- Government buildings like courthouses have announced closures ahead of Hurricane Ian’s landfall
- Meanwhile, patients at some Florida hospitals have been evacuated further inland, heeding the warnings of catastrophic flooding
- Nursing homes in low-lying flood zones have begun transporting residents inland
- Hurricane Ian is expected to hit Florida’s Gulf Coast later this week, bringing historic storm surge levels and catastrophic flooding, according to state officials
Courts in 19 Florida counties will close ahead of Hurricane Ian’s impending impact, while hospitals and nursing homes across Tampa Bay have begun evacuating.
The majority of courthouses have a preliminary closing period of two days — Wednesday, Sept. 28 and Thursday, Sept. 29 — though those in low-lying areas taking a severe hit from the storm have extended the closures through Friday, Sept. 30.
The 2nd District Court of Appeal also plans to shutter Tuesday through Thursday.
The Florida Bar and all of our branch offices around the state are monitoring #HurricaneIan.
Please visit our Hurricane Resource page: https://t.co/QWloGvVIBa
— The Florida Bar (@TheFlaBar) September 26, 2022
The Tampa Bay Times reports that five helicopters evacuated roughly 40 patients from HCA Florida Pasadena Hospital to facilities further inland on Monday, including some in critical care.
Tampa General Hospital (TGH) canceled non-critical surgeries and has announced some ambulatory location closures, but remains open for storm response care, as of Tuesday.
“The safety of our patients, visitors, and team members remains our top priority,” said the hospital. “Tampa General Hospital teams are monitoring the storm and preparing for Hurricane Ian. We will provide updates on this page for our patients and community throughout this weather event.”
Meanwhile, nursing homes close to shorelines have begun transporting residents located in zones with mandatory evacuation orders further inland in an attempt to avoid deadly flooding.
”We’re not worried about having power,” Maria Beznes, administrator of St. Petersburg Nursing and Rehabilitation Center, told the Tampa Bay Times. “We’re worried about flooding.”
Further, all Department of Health offices and clinics in Orange County will be closed Wednesday, Sept. 28, and Thursday, Sept. 29.
Hurricane Ian is now considered a major hurricane, according to Gov. Ron DeSantis. The storm is located roughly 200 miles southwest of Key West, moving north at 12 miles per hour and expected to make landfall in Cuba shortly.

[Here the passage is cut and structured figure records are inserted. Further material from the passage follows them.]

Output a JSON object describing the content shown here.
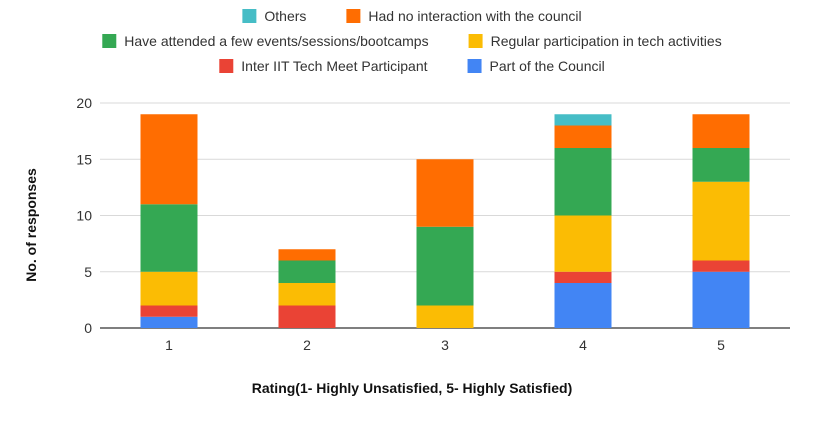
{
  "chart_data": {
    "type": "bar",
    "stacked": true,
    "categories": [
      "1",
      "2",
      "3",
      "4",
      "5"
    ],
    "series": [
      {
        "name": "Part of the Council",
        "color": "#4285F4",
        "values": [
          1,
          0,
          0,
          4,
          5
        ]
      },
      {
        "name": "Inter IIT Tech Meet Participant",
        "color": "#EA4335",
        "values": [
          1,
          2,
          0,
          1,
          1
        ]
      },
      {
        "name": "Regular participation in tech activities",
        "color": "#FBBC04",
        "values": [
          3,
          2,
          2,
          5,
          7
        ]
      },
      {
        "name": "Have attended a few events/sessions/bootcamps",
        "color": "#34A853",
        "values": [
          6,
          2,
          7,
          6,
          3
        ]
      },
      {
        "name": "Had no interaction with the council",
        "color": "#FF6D01",
        "values": [
          8,
          1,
          6,
          2,
          3
        ]
      },
      {
        "name": "Others",
        "color": "#46BDC6",
        "values": [
          0,
          0,
          0,
          1,
          0
        ]
      }
    ],
    "xlabel": "Rating(1- Highly Unsatisfied, 5- Highly Satisfied)",
    "ylabel": "No. of responses",
    "ylim": [
      0,
      20
    ],
    "yticks": [
      0,
      5,
      10,
      15,
      20
    ],
    "grid": true,
    "legend_position": "top"
  }
}
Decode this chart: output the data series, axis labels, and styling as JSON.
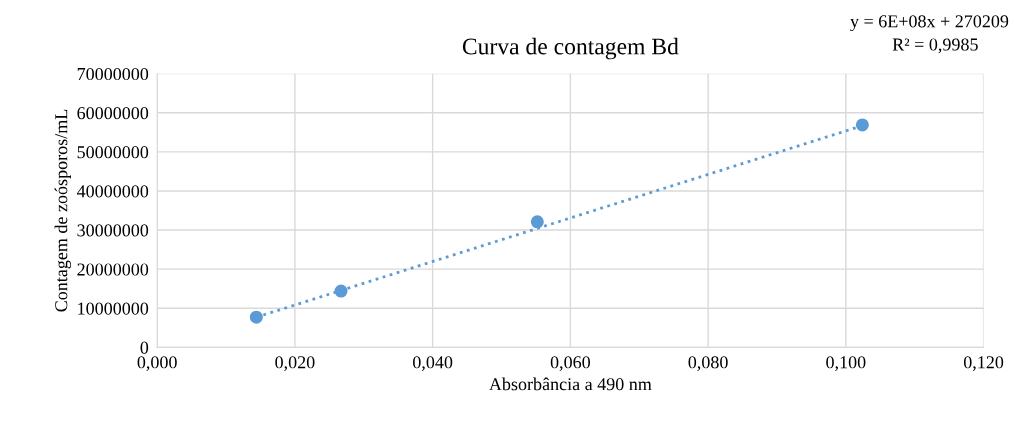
{
  "chart_data": {
    "type": "scatter",
    "title": "Curva de contagem Bd",
    "xlabel": "Absorbância a 490 nm",
    "ylabel": "Contagem de zoósporos/mL",
    "annotations": [
      "y = 6E+08x + 270209",
      "R² = 0,9985"
    ],
    "series": [
      {
        "color": "#5b9bd5",
        "marker": "circle",
        "x": [
          0.0144,
          0.0267,
          0.0552,
          0.1024
        ],
        "values": [
          7700000,
          14400000,
          32100000,
          56900000
        ]
      },
      {
        "type": "line",
        "color": "#5b9bd5",
        "line_style": "dotted",
        "marker": "none",
        "x": [
          0.0144,
          0.1024
        ],
        "values": [
          7700000,
          56700000
        ]
      }
    ],
    "xlim": [
      0,
      0.12
    ],
    "xticks": [
      {
        "value": 0,
        "label": "0,000"
      },
      {
        "value": 0.02,
        "label": "0,020"
      },
      {
        "value": 0.04,
        "label": "0,040"
      },
      {
        "value": 0.06,
        "label": "0,060"
      },
      {
        "value": 0.08,
        "label": "0,080"
      },
      {
        "value": 0.1,
        "label": "0,100"
      },
      {
        "value": 0.12,
        "label": "0,120"
      }
    ],
    "ylim": [
      0,
      70000000
    ],
    "yticks": [
      0,
      10000000,
      20000000,
      30000000,
      40000000,
      50000000,
      60000000,
      70000000
    ],
    "grid": true,
    "legend": false
  }
}
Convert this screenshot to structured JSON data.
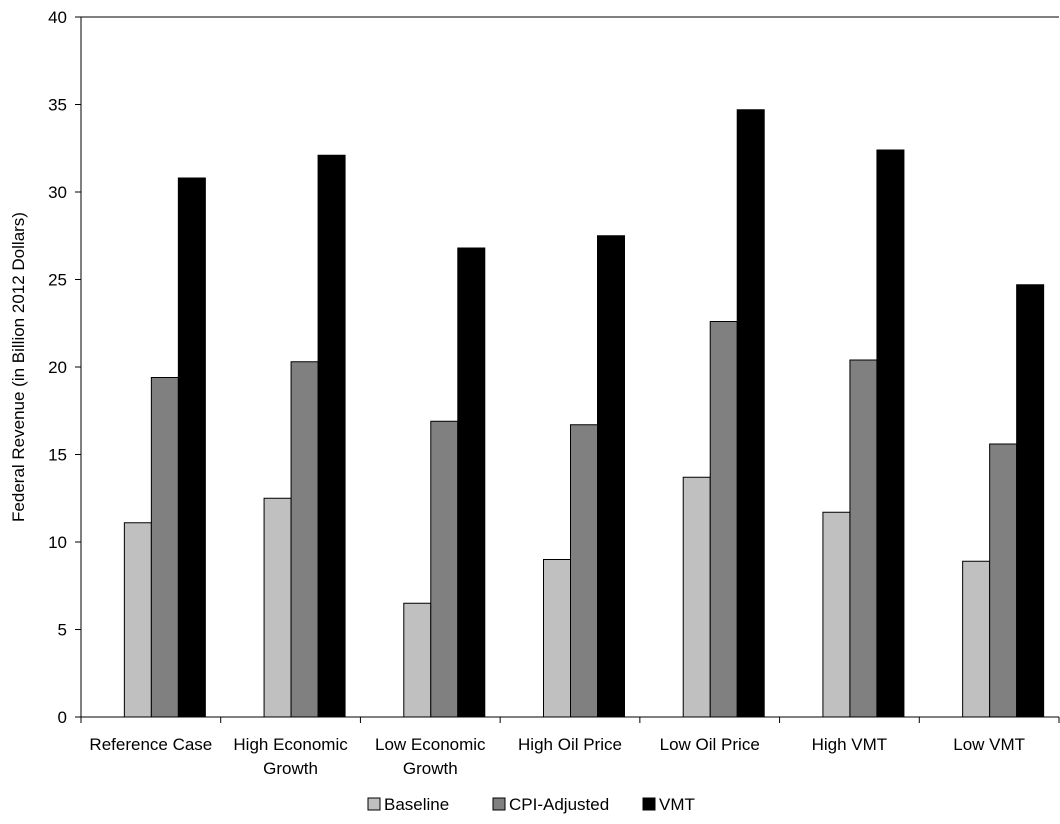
{
  "chart_data": {
    "type": "bar",
    "title": "",
    "xlabel": "",
    "ylabel": "Federal Revenue (in Billion 2012 Dollars)",
    "ylim": [
      0,
      40
    ],
    "yticks": [
      0,
      5,
      10,
      15,
      20,
      25,
      30,
      35,
      40
    ],
    "grid": false,
    "legend_position": "bottom",
    "categories": [
      [
        "Reference Case"
      ],
      [
        "High Economic",
        "Growth"
      ],
      [
        "Low Economic",
        "Growth"
      ],
      [
        "High Oil Price"
      ],
      [
        "Low Oil Price"
      ],
      [
        "High VMT"
      ],
      [
        "Low VMT"
      ]
    ],
    "series": [
      {
        "name": "Baseline",
        "color": "#c0c0c0",
        "values": [
          11.1,
          12.5,
          6.5,
          9.0,
          13.7,
          11.7,
          8.9
        ]
      },
      {
        "name": "CPI-Adjusted",
        "color": "#808080",
        "values": [
          19.4,
          20.3,
          16.9,
          16.7,
          22.6,
          20.4,
          15.6
        ]
      },
      {
        "name": "VMT",
        "color": "#000000",
        "values": [
          30.8,
          32.1,
          26.8,
          27.5,
          34.7,
          32.4,
          24.7
        ]
      }
    ]
  }
}
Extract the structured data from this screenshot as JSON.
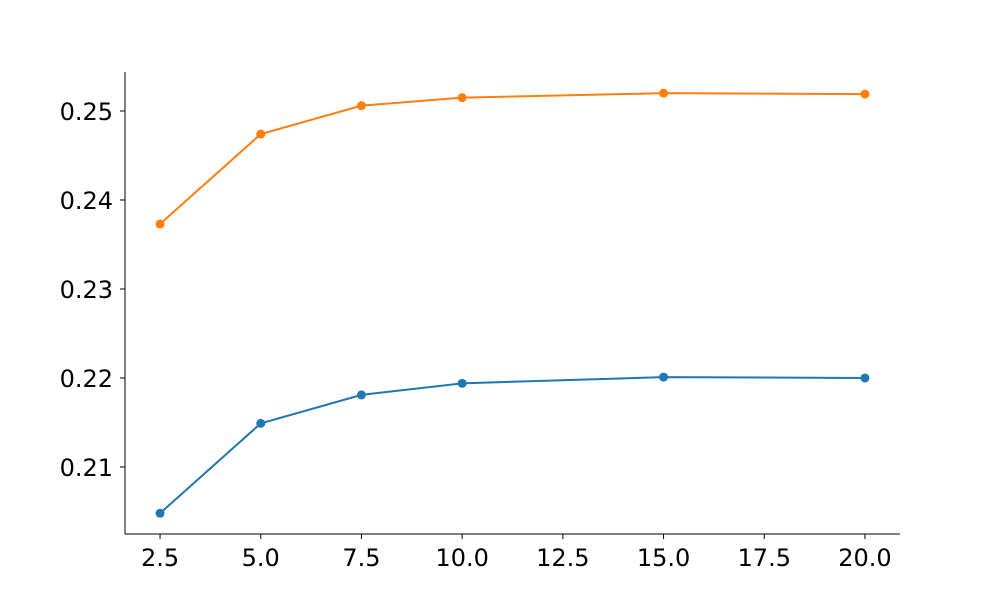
{
  "chart_data": {
    "type": "line",
    "x": [
      2.5,
      5,
      7.5,
      10,
      15,
      20
    ],
    "series": [
      {
        "color": "#1f77b4",
        "values": [
          0.2048,
          0.2149,
          0.2181,
          0.2194,
          0.2201,
          0.22
        ]
      },
      {
        "color": "#ff7f0e",
        "values": [
          0.2373,
          0.2474,
          0.2506,
          0.2515,
          0.252,
          0.2519
        ]
      }
    ],
    "xlim": [
      1.63,
      20.87
    ],
    "ylim": [
      0.20247,
      0.25438
    ],
    "xticks": [
      2.5,
      {
        "value": 5,
        "label": "5.0"
      },
      7.5,
      {
        "value": 10,
        "label": "10.0"
      },
      12.5,
      {
        "value": 15,
        "label": "15.0"
      },
      17.5,
      {
        "value": 20,
        "label": "20.0"
      }
    ],
    "yticks": [
      0.21,
      0.22,
      0.23,
      0.24,
      0.25
    ],
    "grid": false
  }
}
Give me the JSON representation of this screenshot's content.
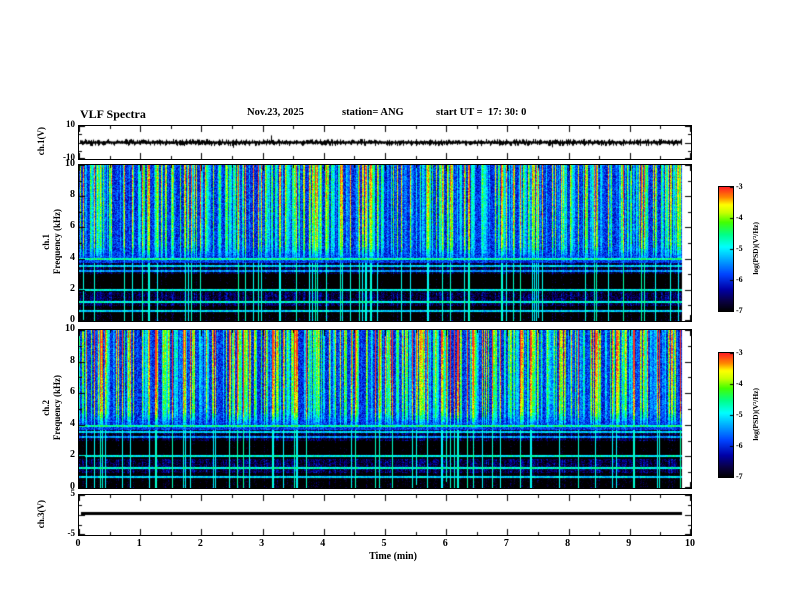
{
  "title": "VLF Spectra",
  "header": {
    "date": "Nov.23, 2025",
    "station": "station= ANG",
    "start_ut": "start UT =  17: 30: 0"
  },
  "x_axis": {
    "label": "Time (min)",
    "ticks": [
      0,
      1,
      2,
      3,
      4,
      5,
      6,
      7,
      8,
      9,
      10
    ],
    "range": [
      0,
      10
    ]
  },
  "panels": {
    "ch1_wave": {
      "ylabel": "ch.1(V)",
      "yticks": [
        10,
        -10
      ],
      "ylim": [
        -10,
        10
      ]
    },
    "ch1_spec": {
      "channel": "ch.1",
      "ylabel": "Frequency (kHz)",
      "yticks": [
        10,
        8,
        6,
        4,
        2,
        0
      ],
      "ylim": [
        0,
        10
      ]
    },
    "ch2_spec": {
      "channel": "ch.2",
      "ylabel": "Frequency (kHz)",
      "yticks": [
        10,
        8,
        6,
        4,
        2,
        0
      ],
      "ylim": [
        0,
        10
      ]
    },
    "ch3_wave": {
      "ylabel": "ch.3(V)",
      "yticks": [
        5,
        -5
      ],
      "ylim": [
        -5,
        5
      ]
    }
  },
  "colorbar": {
    "label": "log(PSD)(V²/Hz)",
    "ticks": [
      -3,
      -4,
      -5,
      -6,
      -7
    ],
    "range_top_to_bottom": [
      -3,
      -7
    ],
    "gradient_stops": [
      [
        0.0,
        "#000000"
      ],
      [
        0.08,
        "#0a0040"
      ],
      [
        0.18,
        "#0000a8"
      ],
      [
        0.3,
        "#0044ff"
      ],
      [
        0.42,
        "#00aaff"
      ],
      [
        0.52,
        "#00ffff"
      ],
      [
        0.62,
        "#00ff88"
      ],
      [
        0.72,
        "#44ff00"
      ],
      [
        0.8,
        "#ccff00"
      ],
      [
        0.86,
        "#ffff00"
      ],
      [
        0.92,
        "#ff8800"
      ],
      [
        1.0,
        "#ff2222"
      ]
    ]
  },
  "chart_data": [
    {
      "type": "line",
      "name": "ch1_waveform",
      "xlabel": "Time (min)",
      "x_range": [
        0,
        9.8
      ],
      "ylabel": "ch.1(V)",
      "ylim": [
        -10,
        10
      ],
      "summary": "continuous broadband noise of about ±1.5 V centered on 0 V for the full record, with sparse impulsive spikes reaching toward ±8 V"
    },
    {
      "type": "heatmap",
      "name": "ch1_spectrogram",
      "xlabel": "Time (min)",
      "x_range": [
        0,
        9.8
      ],
      "ylabel": "Frequency (kHz)",
      "ylim": [
        0,
        10
      ],
      "zlabel": "log(PSD)(V²/Hz)",
      "zlim": [
        -7,
        -3
      ],
      "summary": "blue background near -6 log(PSD); dense vertical sferic streaks above ~4 kHz reaching -4.5 to -3 (cyan/green/yellow, occasional red at 9-10 kHz); dark absorption bands at 1.9-3.0 kHz and below ~1 kHz; persistent narrow horizontal emission lines",
      "horizontal_lines_kHz": [
        3.95,
        3.5,
        3.2,
        2.0,
        1.2,
        0.65
      ],
      "dark_bands_kHz": [
        [
          1.9,
          3.0
        ],
        [
          0,
          0.95
        ]
      ]
    },
    {
      "type": "heatmap",
      "name": "ch2_spectrogram",
      "xlabel": "Time (min)",
      "x_range": [
        0,
        9.8
      ],
      "ylabel": "Frequency (kHz)",
      "ylim": [
        0,
        10
      ],
      "zlabel": "log(PSD)(V²/Hz)",
      "zlim": [
        -7,
        -3
      ],
      "summary": "same structure as ch.1 spectrogram but slightly brighter (more green/yellow) between 5 and 9 kHz",
      "horizontal_lines_kHz": [
        3.95,
        3.55,
        3.2,
        2.0,
        1.25,
        0.7
      ],
      "dark_bands_kHz": [
        [
          1.9,
          3.0
        ],
        [
          0,
          0.95
        ]
      ]
    },
    {
      "type": "line",
      "name": "ch3_waveform",
      "xlabel": "Time (min)",
      "x_range": [
        0,
        9.8
      ],
      "ylabel": "ch.3(V)",
      "ylim": [
        -5,
        5
      ],
      "summary": "flat constant line at approximately +0.6 V across the whole record"
    }
  ]
}
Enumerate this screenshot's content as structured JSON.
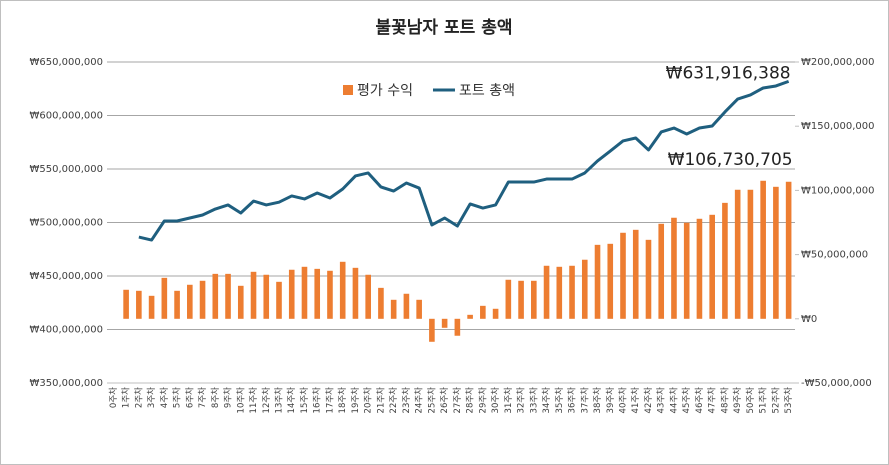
{
  "chart_data": {
    "type": "combo",
    "title": "불꽃남자 포트 총액",
    "categories": [
      "0주차",
      "1주차",
      "2주차",
      "3주차",
      "4주차",
      "5주차",
      "6주차",
      "7주차",
      "8주차",
      "9주차",
      "10주차",
      "11주차",
      "12주차",
      "13주차",
      "14주차",
      "15주차",
      "16주차",
      "17주차",
      "18주차",
      "19주차",
      "20주차",
      "21주차",
      "22주차",
      "23주차",
      "24주차",
      "25주차",
      "26주차",
      "27주차",
      "28주차",
      "29주차",
      "30주차",
      "31주차",
      "32주차",
      "33주차",
      "34주차",
      "35주차",
      "36주차",
      "37주차",
      "38주차",
      "39주차",
      "40주차",
      "41주차",
      "42주차",
      "43주차",
      "44주차",
      "45주차",
      "46주차",
      "47주차",
      "48주차",
      "49주차",
      "50주차",
      "51주차",
      "52주차",
      "53주차"
    ],
    "series": [
      {
        "name": "평가 수익",
        "type": "bar",
        "axis": "y2",
        "color": "#ed7d31",
        "values": [
          null,
          22600000,
          21800000,
          17900000,
          31900000,
          21800000,
          26500000,
          29600000,
          35000000,
          35000000,
          25700000,
          36600000,
          34300000,
          28800000,
          38200000,
          40500000,
          38900000,
          37400000,
          44400000,
          39700000,
          34300000,
          24100000,
          14800000,
          19500000,
          14800000,
          -17900000,
          -7000000,
          -13200000,
          3100000,
          10100000,
          7800000,
          30400000,
          29600000,
          29600000,
          41300000,
          40500000,
          41300000,
          46000000,
          57600000,
          58400000,
          67000000,
          69300000,
          61500000,
          74000000,
          78700000,
          74800000,
          77900000,
          81000000,
          90300000,
          100500000,
          100500000,
          107500000,
          102800000,
          106730705
        ],
        "value_labels": [
          null,
          null,
          null,
          null,
          null,
          null,
          null,
          null,
          null,
          null,
          null,
          null,
          null,
          null,
          null,
          null,
          null,
          null,
          null,
          null,
          null,
          null,
          null,
          null,
          null,
          null,
          null,
          null,
          null,
          null,
          null,
          null,
          null,
          null,
          null,
          null,
          null,
          null,
          null,
          null,
          null,
          null,
          null,
          null,
          null,
          null,
          null,
          null,
          null,
          null,
          null,
          null,
          null,
          "₩106,730,705"
        ]
      },
      {
        "name": "포트 총액",
        "type": "line",
        "color": "#1f5f7f",
        "values": [
          null,
          null,
          486400000,
          483600000,
          501400000,
          501400000,
          504200000,
          507000000,
          512600000,
          516400000,
          508900000,
          520000000,
          516400000,
          519000000,
          524800000,
          522000000,
          527600000,
          522900000,
          531300000,
          543500000,
          546300000,
          533200000,
          529400000,
          536900000,
          532200000,
          497700000,
          504200000,
          496700000,
          517300000,
          513500000,
          516400000,
          537800000,
          537800000,
          537800000,
          540600000,
          540600000,
          540600000,
          546300000,
          557500000,
          566800000,
          576200000,
          579000000,
          567800000,
          584600000,
          588300000,
          582700000,
          588300000,
          590200000,
          603300000,
          615400000,
          619200000,
          625700000,
          627600000,
          631916388
        ],
        "value_labels": [
          null,
          null,
          null,
          null,
          null,
          null,
          null,
          null,
          null,
          null,
          null,
          null,
          null,
          null,
          null,
          null,
          null,
          null,
          null,
          null,
          null,
          null,
          null,
          null,
          null,
          null,
          null,
          null,
          null,
          null,
          null,
          null,
          null,
          null,
          null,
          null,
          null,
          null,
          null,
          null,
          null,
          null,
          null,
          null,
          null,
          null,
          null,
          null,
          null,
          null,
          null,
          null,
          null,
          "₩631,916,388"
        ]
      }
    ],
    "ylim": [
      350000000,
      650000000
    ],
    "yticks": [
      {
        "value": 350000000,
        "label": "₩350,000,000"
      },
      {
        "value": 400000000,
        "label": "₩400,000,000"
      },
      {
        "value": 450000000,
        "label": "₩450,000,000"
      },
      {
        "value": 500000000,
        "label": "₩500,000,000"
      },
      {
        "value": 550000000,
        "label": "₩550,000,000"
      },
      {
        "value": 600000000,
        "label": "₩600,000,000"
      },
      {
        "value": 650000000,
        "label": "₩650,000,000"
      }
    ],
    "y2lim": [
      -50000000,
      200000000
    ],
    "y2ticks": [
      {
        "value": -50000000,
        "label": "-₩50,000,000"
      },
      {
        "value": 0,
        "label": "₩0"
      },
      {
        "value": 50000000,
        "label": "₩50,000,000"
      },
      {
        "value": 100000000,
        "label": "₩100,000,000"
      },
      {
        "value": 150000000,
        "label": "₩150,000,000"
      },
      {
        "value": 200000000,
        "label": "₩200,000,000"
      }
    ],
    "grid": true,
    "legend": "top"
  }
}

Sustained winds of 125 miles per hour have been recorded as new models show a new point of impact just south of Tampa Bay, close to the Sarasota metro area, though models are still subject to change as Ian moves closer to the Florida peninsula.
State leaders warn that the storm has the potential to bring about historic levels of storm surge along the Gulf Coast as well as catastrophic flooding.